Additionally, capacity building through training programs and workforce development initiatives can address skill gaps in the wind energy sector, creating a pipeline of qualified professionals to support the industry’s growth.

Wind Energy vs. Non-Renewable Energy

Wind power offers several advantages over non-renewable energy sources. It is emissions-free, sustainable, and increasingly cost-competitive. The levelized cost of electricity (LCOE) for wind energy has fallen significantly in recent years, making it competitive with coal and natural gas in many APAC markets. However, wind energy also has limitations. Its intermittent nature requires complementary technologies, such as energy storage systems or hybrid renewable solutions, to ensure grid stability. Wind projects’ upfront capital costs remain higher than fossil fuel plants, although falling costs and technological advancements are narrowing this gap.

Feasibility of Wind Energy in Asia

The feasibility of scaling wind energy in Asia depends on several factors. Many APAC countries have abundant wind resources, particularly for offshore projects.
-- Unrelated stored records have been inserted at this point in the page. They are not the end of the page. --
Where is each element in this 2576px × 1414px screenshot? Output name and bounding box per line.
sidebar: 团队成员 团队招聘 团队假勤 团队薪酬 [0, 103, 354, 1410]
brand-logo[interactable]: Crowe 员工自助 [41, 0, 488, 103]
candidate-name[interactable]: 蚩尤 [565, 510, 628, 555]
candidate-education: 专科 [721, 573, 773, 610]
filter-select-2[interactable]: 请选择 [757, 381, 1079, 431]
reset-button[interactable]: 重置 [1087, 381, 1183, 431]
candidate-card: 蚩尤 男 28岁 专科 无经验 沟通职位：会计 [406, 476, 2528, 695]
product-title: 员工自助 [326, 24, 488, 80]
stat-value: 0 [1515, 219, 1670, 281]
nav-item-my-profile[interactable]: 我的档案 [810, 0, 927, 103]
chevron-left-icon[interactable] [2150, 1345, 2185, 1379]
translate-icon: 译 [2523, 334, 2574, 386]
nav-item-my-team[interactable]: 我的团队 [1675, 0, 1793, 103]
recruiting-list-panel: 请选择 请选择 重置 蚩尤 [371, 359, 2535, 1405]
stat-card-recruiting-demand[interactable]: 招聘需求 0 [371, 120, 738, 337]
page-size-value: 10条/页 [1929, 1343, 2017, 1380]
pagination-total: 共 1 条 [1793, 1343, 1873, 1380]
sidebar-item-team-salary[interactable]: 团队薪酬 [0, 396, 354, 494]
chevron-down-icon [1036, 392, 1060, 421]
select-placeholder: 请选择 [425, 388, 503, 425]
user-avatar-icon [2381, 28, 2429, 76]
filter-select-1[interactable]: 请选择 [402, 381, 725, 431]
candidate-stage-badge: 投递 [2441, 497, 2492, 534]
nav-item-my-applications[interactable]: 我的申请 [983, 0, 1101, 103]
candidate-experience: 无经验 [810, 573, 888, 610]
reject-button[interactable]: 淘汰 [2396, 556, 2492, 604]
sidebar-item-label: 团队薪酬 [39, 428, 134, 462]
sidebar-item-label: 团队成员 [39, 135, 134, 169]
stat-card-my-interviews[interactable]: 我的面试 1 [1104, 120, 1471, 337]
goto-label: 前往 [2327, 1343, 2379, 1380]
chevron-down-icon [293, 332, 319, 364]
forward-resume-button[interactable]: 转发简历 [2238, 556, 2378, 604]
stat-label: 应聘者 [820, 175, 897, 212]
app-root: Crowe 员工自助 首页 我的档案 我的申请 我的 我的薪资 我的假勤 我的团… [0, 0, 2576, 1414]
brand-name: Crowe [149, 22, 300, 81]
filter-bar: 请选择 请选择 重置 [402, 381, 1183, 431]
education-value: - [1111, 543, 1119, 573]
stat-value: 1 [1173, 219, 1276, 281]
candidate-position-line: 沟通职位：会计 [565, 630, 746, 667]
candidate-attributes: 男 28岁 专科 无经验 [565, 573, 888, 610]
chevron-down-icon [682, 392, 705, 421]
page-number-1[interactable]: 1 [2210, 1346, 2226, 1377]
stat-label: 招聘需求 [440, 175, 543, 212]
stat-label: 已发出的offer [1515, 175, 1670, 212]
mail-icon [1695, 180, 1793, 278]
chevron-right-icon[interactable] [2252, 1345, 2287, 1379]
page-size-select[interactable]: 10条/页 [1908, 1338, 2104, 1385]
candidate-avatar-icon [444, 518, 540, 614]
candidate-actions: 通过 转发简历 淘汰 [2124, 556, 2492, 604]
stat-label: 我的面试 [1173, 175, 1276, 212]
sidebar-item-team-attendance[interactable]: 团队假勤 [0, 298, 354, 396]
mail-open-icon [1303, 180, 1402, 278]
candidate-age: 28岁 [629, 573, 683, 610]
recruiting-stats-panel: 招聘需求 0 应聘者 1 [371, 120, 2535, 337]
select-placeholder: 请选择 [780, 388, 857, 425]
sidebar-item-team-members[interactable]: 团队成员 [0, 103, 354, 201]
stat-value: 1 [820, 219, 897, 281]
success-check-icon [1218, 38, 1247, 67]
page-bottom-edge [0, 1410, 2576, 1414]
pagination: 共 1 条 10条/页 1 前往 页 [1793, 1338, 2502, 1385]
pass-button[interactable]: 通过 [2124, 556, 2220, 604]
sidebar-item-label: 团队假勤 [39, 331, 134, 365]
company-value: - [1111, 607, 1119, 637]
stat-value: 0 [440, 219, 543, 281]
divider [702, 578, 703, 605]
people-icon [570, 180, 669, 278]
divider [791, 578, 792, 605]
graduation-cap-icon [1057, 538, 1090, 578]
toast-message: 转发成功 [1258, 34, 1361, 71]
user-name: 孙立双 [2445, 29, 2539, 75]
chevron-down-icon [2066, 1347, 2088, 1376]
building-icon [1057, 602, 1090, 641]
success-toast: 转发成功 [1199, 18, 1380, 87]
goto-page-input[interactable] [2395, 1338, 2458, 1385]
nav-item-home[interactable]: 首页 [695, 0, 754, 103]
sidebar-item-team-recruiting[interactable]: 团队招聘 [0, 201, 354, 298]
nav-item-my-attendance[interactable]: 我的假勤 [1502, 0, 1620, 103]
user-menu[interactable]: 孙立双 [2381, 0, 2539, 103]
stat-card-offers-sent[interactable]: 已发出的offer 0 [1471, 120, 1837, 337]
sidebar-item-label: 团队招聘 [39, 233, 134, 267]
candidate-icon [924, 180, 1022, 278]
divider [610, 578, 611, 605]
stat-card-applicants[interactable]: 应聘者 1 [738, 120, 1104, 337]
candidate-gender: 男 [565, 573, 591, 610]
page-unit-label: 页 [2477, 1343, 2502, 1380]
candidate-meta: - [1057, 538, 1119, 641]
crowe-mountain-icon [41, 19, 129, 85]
For example, Japan and South Korea have significant offshore wind potential, while countries like Mongolia boast high onshore wind speeds.
Rapid urbanization and industrial growth in APAC drive energy demand, creating a strong market for wind energy. Governments’ commitments to renewable energy targets further enhance the sector’s prospects. While financing remains challenging, innovative models such as green bonds and public-private partnerships are emerging as viable solutions.
International institutions like the Asian Development Bank are also crucial in funding renewable energy projects. At the same time, the concentration of manufacturing capacity in China and India underscores the need for a diversified supply chain. Countries must navigate geopolitical tensions and trade dynamics to ensure the resilience of their wind energy sectors.

Harnessing the Winds of Change

The race to 1.5 degrees Celsius demands urgent and transformative action, and wind energy is poised to play a leading role in APAC’s renewable energy transition. While challenges persist, the region’s immense wind resources, growing energy demand, and supportive policy environment create a compelling case for investment and innovation in wind energy. APAC can scale its wind energy capacity and contribute meaningfully to global climate goals by addressing supply chain bottlenecks, fostering regional collaboration, and embracing technological advancements. The road ahead may be fraught with challenges, but the potential rewards—a sustainable, low-carbon future—make it worth undertaking.